From 0 to 100 in 3 years realistic? | Building obligation

  • Erstellt am 2022-01-29 22:23:31

Maschi33

2022-01-31 13:08:21
  • #1
Not only that. In my opinion, it is much more likely than becoming unemployed or earning poorly with IT training that statistically you belong to the almost 40% who separate/divorce earlier (one really can't afford that with such a harakiri financing construct) or later. Then, good luck with six-figure debts and a divorce battle. We are talking about 800k here, and at that time even a small correction of 15% is enough for the drama to begin. Neither of them can certainly finance this alone. But what am I saying, real estate prices can only rise. :p
 

hauskauf1987

2022-01-31 13:14:06
  • #2


Yeah sure then it’s over and out
With that attitude hardly anyone should buy
And I’m calculating with 1.5 salaries, there’s also the option to switch to full-time
My brother and I will also inherit from the grandparents

So rather rent for 2000 euros?
 

Myrna_Loy

2022-01-31 13:18:01
  • #3
There are different regulations. For example, the property can revert to the municipality against reimbursement of the purchase price minus a processing fee. Other contracts provide for contractual penalties in six-figure amounts.
 

Tolentino

2022-01-31 13:19:46
  • #4
Not every divorce ends in a bitter battle.
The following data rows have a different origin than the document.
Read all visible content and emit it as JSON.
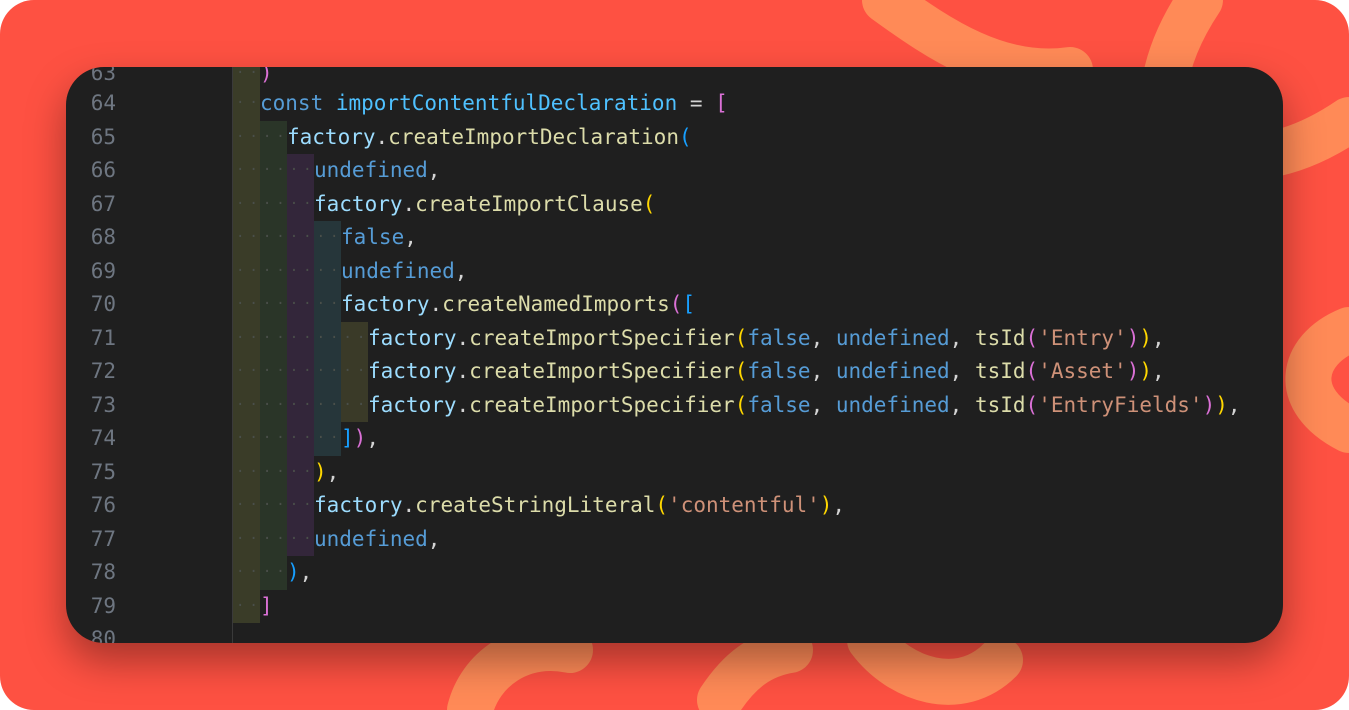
{
  "colors": {
    "background": "#fe5142",
    "decoration": "#ff8a57",
    "editor": "#1f1f1f",
    "line_number": "#6e7681",
    "keyword": "#569cd6",
    "identifier": "#4fc1ff",
    "method": "#dcdcaa",
    "object": "#9cdcfe",
    "string": "#ce9178",
    "bracket_gold": "#ffd700",
    "bracket_pink": "#da70d6",
    "bracket_blue": "#179fff"
  },
  "editor": {
    "partial_top_line_number": "63",
    "partial_top_line_text": ")",
    "partial_bottom_line_number": "80",
    "lines": [
      {
        "n": "64",
        "depth": 1,
        "tokens": [
          [
            "kw",
            "const "
          ],
          [
            "var",
            "importContentfulDeclaration"
          ],
          [
            "pn",
            " = "
          ],
          [
            "b2",
            "["
          ]
        ]
      },
      {
        "n": "65",
        "depth": 2,
        "tokens": [
          [
            "obj",
            "factory"
          ],
          [
            "pn",
            "."
          ],
          [
            "fn",
            "createImportDeclaration"
          ],
          [
            "b3",
            "("
          ]
        ]
      },
      {
        "n": "66",
        "depth": 3,
        "tokens": [
          [
            "lit",
            "undefined"
          ],
          [
            "pn",
            ","
          ]
        ]
      },
      {
        "n": "67",
        "depth": 3,
        "tokens": [
          [
            "obj",
            "factory"
          ],
          [
            "pn",
            "."
          ],
          [
            "fn",
            "createImportClause"
          ],
          [
            "b1",
            "("
          ]
        ]
      },
      {
        "n": "68",
        "depth": 4,
        "tokens": [
          [
            "lit",
            "false"
          ],
          [
            "pn",
            ","
          ]
        ]
      },
      {
        "n": "69",
        "depth": 4,
        "tokens": [
          [
            "lit",
            "undefined"
          ],
          [
            "pn",
            ","
          ]
        ]
      },
      {
        "n": "70",
        "depth": 4,
        "tokens": [
          [
            "obj",
            "factory"
          ],
          [
            "pn",
            "."
          ],
          [
            "fn",
            "createNamedImports"
          ],
          [
            "b2",
            "("
          ],
          [
            "b3",
            "["
          ]
        ]
      },
      {
        "n": "71",
        "depth": 5,
        "tokens": [
          [
            "obj",
            "factory"
          ],
          [
            "pn",
            "."
          ],
          [
            "fn",
            "createImportSpecifier"
          ],
          [
            "b1",
            "("
          ],
          [
            "lit",
            "false"
          ],
          [
            "pn",
            ", "
          ],
          [
            "lit",
            "undefined"
          ],
          [
            "pn",
            ", "
          ],
          [
            "fn",
            "tsId"
          ],
          [
            "b2",
            "("
          ],
          [
            "str",
            "'Entry'"
          ],
          [
            "b2",
            ")"
          ],
          [
            "b1",
            ")"
          ],
          [
            "pn",
            ","
          ]
        ]
      },
      {
        "n": "72",
        "depth": 5,
        "tokens": [
          [
            "obj",
            "factory"
          ],
          [
            "pn",
            "."
          ],
          [
            "fn",
            "createImportSpecifier"
          ],
          [
            "b1",
            "("
          ],
          [
            "lit",
            "false"
          ],
          [
            "pn",
            ", "
          ],
          [
            "lit",
            "undefined"
          ],
          [
            "pn",
            ", "
          ],
          [
            "fn",
            "tsId"
          ],
          [
            "b2",
            "("
          ],
          [
            "str",
            "'Asset'"
          ],
          [
            "b2",
            ")"
          ],
          [
            "b1",
            ")"
          ],
          [
            "pn",
            ","
          ]
        ]
      },
      {
        "n": "73",
        "depth": 5,
        "tokens": [
          [
            "obj",
            "factory"
          ],
          [
            "pn",
            "."
          ],
          [
            "fn",
            "createImportSpecifier"
          ],
          [
            "b1",
            "("
          ],
          [
            "lit",
            "false"
          ],
          [
            "pn",
            ", "
          ],
          [
            "lit",
            "undefined"
          ],
          [
            "pn",
            ", "
          ],
          [
            "fn",
            "tsId"
          ],
          [
            "b2",
            "("
          ],
          [
            "str",
            "'EntryFields'"
          ],
          [
            "b2",
            ")"
          ],
          [
            "b1",
            ")"
          ],
          [
            "pn",
            ","
          ]
        ]
      },
      {
        "n": "74",
        "depth": 4,
        "tokens": [
          [
            "b3",
            "]"
          ],
          [
            "b2",
            ")"
          ],
          [
            "pn",
            ","
          ]
        ]
      },
      {
        "n": "75",
        "depth": 3,
        "tokens": [
          [
            "b1",
            ")"
          ],
          [
            "pn",
            ","
          ]
        ]
      },
      {
        "n": "76",
        "depth": 3,
        "tokens": [
          [
            "obj",
            "factory"
          ],
          [
            "pn",
            "."
          ],
          [
            "fn",
            "createStringLiteral"
          ],
          [
            "b1",
            "("
          ],
          [
            "str",
            "'contentful'"
          ],
          [
            "b1",
            ")"
          ],
          [
            "pn",
            ","
          ]
        ]
      },
      {
        "n": "77",
        "depth": 3,
        "tokens": [
          [
            "lit",
            "undefined"
          ],
          [
            "pn",
            ","
          ]
        ]
      },
      {
        "n": "78",
        "depth": 2,
        "tokens": [
          [
            "b3",
            ")"
          ],
          [
            "pn",
            ","
          ]
        ]
      },
      {
        "n": "79",
        "depth": 1,
        "tokens": [
          [
            "b2",
            "]"
          ]
        ]
      }
    ]
  }
}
You can bridge awkward sales markets with renting (provided the rent payment minus taxes roughly covers the installment and maintenance), if you get along reasonably well.
 

altoderneu

2022-01-31 13:25:14
  • #5
this raises - if you don't want to go up to your nostril edges into debt - in my opinion the following questions: 1. what does the development plan allow? 2. what do you WANT to have in the long term? 3. what do you NEED in the short term (within 3 years)? --> 4. can this be sensibly "split"? so 1st construction phase what you really need - and in 5 or 10 years as an extension to it as 2nd construction phase the rest? (planning appropriate transitions/"connectivity"/etc. from the beginning!)
 

altoderneu

2022-01-31 13:32:18
  • #6

-->


You certainly wouldn’t have worried in the 1950s/60s about the smoking blast furnaces, that such a booming industrial region as the Ruhr area could become a crisis region!

And when the Big Three (GM, Ford, and Chrysler) had divided the street cruiser market among themselves in the 1960s and early ’70s, you wouldn’t have worried in Detroit either!